Beyond the Majority Vote: Confidence-Aware Generation
DEEP THINK WITH CONFIDENCE; Mike’s Daily Paper: 29.08.25
Deep Learning Paper Review No. 497 - 3 more reviews to go for the 500th, and today a short review of a paper with a flashy name (which indeed enjoyed significant hype) with a rather intuitive idea that made me wonder how no one has done this before (if that's true).
The paper proposes an entropy-based method for sampling from autoregressive language models (although the proposed approach can be easily extended to models that generate output non-autoregressively, like diffusion-based language models). As you probably know, entropy is a measure of uncertainty and can be used in language models to estimate the model's "degree of confidence" in the output it generates.
Autoregressive language models generate each token based on the distribution of that token given its preceding context. The higher the entropy of the predicted token, which is equal to the negative log of its probability, the higher its uncertainty. That is, as the probability of the token decreases, the uncertainty associated with its selection increases. As mentioned, the authors propose a sampling method based on the average entropy of the tokens in the generated text.
In particular, in cases where the model generates several answers to a mathematical question, we then choose the correct answer not with a simple majority vote (i.e., the final answer that most of the answers converged to). Still, by weighting each answer with its certainty, that is, with the average entropy of all its tokens. This way, answers that the model is very unsure about are filtered out.

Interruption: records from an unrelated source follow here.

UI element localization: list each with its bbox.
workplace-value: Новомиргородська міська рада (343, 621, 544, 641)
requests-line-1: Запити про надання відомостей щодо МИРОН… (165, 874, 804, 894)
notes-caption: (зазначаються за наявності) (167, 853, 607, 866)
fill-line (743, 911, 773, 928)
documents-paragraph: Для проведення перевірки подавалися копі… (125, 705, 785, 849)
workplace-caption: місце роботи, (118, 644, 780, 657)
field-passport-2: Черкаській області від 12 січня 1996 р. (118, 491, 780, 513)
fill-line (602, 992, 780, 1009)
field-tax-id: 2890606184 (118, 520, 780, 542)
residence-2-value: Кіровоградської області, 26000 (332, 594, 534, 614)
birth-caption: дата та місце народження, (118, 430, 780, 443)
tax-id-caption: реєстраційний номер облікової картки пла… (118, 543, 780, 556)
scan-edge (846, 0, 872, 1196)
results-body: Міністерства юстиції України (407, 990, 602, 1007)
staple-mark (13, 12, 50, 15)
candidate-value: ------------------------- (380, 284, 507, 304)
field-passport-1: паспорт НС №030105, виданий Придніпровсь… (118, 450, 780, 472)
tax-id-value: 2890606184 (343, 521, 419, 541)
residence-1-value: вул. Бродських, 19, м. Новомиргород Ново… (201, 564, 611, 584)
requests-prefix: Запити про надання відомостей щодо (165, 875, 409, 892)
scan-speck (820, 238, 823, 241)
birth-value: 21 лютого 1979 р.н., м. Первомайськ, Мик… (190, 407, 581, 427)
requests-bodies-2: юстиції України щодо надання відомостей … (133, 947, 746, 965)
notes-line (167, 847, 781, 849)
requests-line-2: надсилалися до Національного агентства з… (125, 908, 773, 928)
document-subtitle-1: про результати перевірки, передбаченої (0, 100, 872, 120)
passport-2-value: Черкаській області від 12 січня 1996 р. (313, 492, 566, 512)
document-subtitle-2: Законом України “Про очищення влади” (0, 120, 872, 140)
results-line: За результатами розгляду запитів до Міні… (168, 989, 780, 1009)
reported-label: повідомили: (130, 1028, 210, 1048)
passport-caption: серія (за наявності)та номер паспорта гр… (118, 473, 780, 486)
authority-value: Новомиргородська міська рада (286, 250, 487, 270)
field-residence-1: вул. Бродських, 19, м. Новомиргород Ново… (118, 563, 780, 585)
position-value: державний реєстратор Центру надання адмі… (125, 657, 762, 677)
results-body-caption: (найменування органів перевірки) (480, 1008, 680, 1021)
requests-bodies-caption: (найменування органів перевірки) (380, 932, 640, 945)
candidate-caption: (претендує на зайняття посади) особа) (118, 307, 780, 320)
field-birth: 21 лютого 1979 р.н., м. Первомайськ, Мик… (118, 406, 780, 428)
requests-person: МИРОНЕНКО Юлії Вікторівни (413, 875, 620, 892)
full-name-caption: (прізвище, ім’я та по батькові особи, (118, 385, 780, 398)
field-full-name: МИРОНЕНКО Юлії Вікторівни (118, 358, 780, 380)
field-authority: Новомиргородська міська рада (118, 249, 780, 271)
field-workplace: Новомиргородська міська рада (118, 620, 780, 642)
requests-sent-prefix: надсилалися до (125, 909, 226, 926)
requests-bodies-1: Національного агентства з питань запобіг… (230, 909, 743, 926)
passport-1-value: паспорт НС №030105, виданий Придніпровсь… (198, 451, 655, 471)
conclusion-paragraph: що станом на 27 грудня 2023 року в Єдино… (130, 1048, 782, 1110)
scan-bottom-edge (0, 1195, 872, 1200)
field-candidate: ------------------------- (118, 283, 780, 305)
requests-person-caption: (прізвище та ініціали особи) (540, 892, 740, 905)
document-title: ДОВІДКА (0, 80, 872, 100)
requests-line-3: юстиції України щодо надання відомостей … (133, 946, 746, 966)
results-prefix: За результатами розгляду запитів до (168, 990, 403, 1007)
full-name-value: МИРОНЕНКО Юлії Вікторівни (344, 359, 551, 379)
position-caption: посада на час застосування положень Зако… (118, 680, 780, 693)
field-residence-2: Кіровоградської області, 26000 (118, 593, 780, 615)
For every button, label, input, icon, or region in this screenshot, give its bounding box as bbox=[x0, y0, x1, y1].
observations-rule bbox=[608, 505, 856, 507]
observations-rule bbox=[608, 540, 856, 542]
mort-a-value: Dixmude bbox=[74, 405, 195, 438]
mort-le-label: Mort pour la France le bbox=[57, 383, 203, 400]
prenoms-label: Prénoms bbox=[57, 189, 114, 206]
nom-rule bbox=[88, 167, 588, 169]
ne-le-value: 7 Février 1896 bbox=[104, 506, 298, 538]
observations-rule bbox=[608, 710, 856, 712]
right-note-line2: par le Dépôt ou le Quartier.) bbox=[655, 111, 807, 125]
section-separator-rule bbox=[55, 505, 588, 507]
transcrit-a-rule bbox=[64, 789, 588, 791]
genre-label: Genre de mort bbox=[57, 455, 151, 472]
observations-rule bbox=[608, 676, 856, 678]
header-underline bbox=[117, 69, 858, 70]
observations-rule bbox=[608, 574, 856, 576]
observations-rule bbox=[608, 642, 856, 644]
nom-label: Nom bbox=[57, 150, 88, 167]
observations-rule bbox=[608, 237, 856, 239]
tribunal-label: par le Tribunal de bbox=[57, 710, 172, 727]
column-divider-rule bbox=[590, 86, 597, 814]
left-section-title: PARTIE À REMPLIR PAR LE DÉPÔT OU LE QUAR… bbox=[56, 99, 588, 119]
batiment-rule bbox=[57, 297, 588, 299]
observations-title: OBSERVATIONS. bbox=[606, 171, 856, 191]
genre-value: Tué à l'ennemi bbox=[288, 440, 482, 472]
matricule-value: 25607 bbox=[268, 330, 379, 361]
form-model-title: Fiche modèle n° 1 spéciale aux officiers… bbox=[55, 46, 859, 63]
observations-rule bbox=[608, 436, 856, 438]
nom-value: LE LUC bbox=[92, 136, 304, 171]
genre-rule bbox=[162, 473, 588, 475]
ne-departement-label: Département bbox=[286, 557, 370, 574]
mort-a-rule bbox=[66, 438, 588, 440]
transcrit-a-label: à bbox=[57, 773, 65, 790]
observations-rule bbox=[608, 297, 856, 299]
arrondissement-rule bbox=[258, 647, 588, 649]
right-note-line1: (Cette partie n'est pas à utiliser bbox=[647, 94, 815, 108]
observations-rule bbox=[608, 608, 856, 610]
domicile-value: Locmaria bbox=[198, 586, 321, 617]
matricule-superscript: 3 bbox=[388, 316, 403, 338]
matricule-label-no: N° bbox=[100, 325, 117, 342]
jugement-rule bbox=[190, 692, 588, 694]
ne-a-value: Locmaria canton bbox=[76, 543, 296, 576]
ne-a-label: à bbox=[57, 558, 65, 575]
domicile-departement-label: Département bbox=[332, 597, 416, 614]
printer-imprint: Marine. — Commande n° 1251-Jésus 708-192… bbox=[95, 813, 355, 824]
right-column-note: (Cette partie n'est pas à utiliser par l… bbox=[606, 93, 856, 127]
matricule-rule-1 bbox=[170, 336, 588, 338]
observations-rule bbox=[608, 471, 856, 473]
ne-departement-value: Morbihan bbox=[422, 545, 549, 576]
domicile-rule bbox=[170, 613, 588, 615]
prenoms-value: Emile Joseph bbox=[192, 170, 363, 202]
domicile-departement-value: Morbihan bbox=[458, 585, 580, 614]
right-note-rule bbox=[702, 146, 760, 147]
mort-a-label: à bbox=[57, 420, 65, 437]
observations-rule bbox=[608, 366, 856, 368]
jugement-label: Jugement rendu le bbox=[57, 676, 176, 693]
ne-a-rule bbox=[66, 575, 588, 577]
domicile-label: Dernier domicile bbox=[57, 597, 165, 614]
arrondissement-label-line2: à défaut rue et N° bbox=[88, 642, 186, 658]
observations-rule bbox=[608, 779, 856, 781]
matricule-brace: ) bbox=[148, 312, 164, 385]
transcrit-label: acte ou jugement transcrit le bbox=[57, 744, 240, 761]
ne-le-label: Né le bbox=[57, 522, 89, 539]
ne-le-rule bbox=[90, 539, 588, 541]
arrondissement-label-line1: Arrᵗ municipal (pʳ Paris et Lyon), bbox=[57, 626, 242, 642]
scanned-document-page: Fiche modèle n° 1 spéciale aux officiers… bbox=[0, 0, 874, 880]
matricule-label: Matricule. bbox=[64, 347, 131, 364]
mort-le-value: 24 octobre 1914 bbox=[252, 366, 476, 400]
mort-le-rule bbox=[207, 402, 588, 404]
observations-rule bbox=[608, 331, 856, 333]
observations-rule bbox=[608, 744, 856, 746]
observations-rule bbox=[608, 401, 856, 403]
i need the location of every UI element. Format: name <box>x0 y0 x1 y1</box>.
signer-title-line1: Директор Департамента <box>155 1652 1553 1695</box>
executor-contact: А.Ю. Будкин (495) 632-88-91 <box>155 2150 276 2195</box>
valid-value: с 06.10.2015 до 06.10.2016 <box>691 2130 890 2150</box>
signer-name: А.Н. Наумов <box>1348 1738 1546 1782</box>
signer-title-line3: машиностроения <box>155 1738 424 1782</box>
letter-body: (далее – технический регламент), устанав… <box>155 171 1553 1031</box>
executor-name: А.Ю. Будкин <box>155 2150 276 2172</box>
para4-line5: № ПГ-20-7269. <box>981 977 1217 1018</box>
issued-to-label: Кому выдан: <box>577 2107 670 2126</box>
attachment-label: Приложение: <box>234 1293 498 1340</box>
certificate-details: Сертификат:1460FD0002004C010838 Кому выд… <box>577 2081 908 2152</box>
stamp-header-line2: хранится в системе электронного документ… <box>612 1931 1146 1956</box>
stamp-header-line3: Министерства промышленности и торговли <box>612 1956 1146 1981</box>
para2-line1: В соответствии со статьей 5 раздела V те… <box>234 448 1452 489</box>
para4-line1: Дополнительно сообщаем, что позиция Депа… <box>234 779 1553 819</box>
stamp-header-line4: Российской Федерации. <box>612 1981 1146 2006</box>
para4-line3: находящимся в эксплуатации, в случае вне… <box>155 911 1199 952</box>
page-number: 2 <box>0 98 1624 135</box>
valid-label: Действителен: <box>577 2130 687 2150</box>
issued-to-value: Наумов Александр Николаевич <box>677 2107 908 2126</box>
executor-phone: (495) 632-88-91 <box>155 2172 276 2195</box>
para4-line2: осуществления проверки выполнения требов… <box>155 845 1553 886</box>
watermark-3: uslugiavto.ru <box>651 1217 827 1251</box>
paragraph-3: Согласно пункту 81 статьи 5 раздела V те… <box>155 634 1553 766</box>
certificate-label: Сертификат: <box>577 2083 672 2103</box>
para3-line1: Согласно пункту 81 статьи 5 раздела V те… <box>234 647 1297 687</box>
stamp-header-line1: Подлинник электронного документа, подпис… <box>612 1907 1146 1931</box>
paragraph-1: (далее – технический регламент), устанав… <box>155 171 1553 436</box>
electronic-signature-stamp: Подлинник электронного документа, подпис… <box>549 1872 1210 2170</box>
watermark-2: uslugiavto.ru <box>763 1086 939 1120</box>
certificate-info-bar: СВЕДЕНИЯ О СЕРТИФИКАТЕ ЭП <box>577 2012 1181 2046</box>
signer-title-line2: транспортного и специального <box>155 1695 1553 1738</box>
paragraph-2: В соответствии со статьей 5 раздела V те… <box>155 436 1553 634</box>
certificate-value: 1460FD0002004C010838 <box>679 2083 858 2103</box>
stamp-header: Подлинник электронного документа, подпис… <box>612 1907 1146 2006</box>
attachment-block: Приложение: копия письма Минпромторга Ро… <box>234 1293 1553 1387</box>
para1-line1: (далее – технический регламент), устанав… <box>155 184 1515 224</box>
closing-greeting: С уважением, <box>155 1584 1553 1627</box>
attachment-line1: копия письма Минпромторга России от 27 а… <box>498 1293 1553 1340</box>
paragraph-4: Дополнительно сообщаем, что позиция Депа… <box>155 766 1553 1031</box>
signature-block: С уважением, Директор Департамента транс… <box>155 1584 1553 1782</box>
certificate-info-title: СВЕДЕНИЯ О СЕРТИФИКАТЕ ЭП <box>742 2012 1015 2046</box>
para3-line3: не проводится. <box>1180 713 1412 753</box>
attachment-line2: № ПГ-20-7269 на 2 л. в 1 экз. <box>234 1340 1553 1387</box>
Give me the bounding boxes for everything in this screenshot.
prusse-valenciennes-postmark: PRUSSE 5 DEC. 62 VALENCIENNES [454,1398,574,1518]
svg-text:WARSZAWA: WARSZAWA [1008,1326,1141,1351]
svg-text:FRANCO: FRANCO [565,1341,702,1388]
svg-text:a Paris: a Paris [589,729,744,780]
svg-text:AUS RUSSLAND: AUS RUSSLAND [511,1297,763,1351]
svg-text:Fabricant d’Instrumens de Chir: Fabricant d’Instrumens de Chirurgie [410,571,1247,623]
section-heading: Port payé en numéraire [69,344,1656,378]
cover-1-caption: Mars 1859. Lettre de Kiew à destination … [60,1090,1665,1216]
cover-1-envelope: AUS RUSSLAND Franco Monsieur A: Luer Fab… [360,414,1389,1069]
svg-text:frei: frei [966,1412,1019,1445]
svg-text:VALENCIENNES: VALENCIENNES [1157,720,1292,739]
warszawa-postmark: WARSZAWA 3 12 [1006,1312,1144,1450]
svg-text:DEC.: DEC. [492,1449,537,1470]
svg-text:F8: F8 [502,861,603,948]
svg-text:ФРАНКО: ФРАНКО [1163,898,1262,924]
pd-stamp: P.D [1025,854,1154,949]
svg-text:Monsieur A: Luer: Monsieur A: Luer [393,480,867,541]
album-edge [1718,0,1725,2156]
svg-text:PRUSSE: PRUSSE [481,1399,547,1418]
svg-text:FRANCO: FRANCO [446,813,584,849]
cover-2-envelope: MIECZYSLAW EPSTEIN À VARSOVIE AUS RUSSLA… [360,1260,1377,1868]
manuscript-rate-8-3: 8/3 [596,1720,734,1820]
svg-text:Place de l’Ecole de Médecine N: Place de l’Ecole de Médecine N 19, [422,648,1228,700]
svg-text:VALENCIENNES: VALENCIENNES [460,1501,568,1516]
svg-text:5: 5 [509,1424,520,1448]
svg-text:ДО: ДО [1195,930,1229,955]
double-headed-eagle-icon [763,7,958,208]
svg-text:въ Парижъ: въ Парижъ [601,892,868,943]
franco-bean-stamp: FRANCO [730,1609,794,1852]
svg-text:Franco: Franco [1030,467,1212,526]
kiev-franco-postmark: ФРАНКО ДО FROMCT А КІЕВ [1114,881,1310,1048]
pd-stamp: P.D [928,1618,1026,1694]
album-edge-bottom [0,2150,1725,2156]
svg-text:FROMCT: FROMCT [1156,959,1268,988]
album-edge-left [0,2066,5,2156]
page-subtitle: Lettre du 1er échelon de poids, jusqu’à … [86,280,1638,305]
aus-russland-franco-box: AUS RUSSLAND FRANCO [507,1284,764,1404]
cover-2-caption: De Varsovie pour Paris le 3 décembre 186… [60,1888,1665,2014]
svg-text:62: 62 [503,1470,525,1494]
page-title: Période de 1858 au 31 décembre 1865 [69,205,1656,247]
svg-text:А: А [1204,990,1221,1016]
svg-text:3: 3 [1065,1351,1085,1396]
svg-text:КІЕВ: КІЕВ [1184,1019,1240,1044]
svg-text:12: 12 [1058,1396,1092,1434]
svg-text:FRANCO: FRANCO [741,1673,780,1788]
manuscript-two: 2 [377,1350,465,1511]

The authors also suggest setting a threshold for the maximum uncertainty of the model's answer. If the current average uncertainty of the answer (recalculated for each generated token) exceeds the threshold, the answer is discarded, and the model stops generating it. The threshold is set as a percentile of the uncertainties of the correct answers during a warm-up phase.
Additionally, the authors propose determining the number of answers sampled from the model based on the difficulty of the question. The less "agreement" there is between the results of the different answers, the more answers the model generates, with the answers having too high uncertainty being filtered out, as mentioned.
A nice paper, but it leaves a feeling that I've seen something like this before....
Unfortunately i can't point on any concrete paper as Ive read many hundreds (I guess about 2K or so) of deep learning papers during the last 7 years. In my review I wrote that the authors' approach looks familiar but i can't recover the exact paper from my memory
Could you share the paper that you think is similar to the DeepConf paper? I'd really appreciate your help.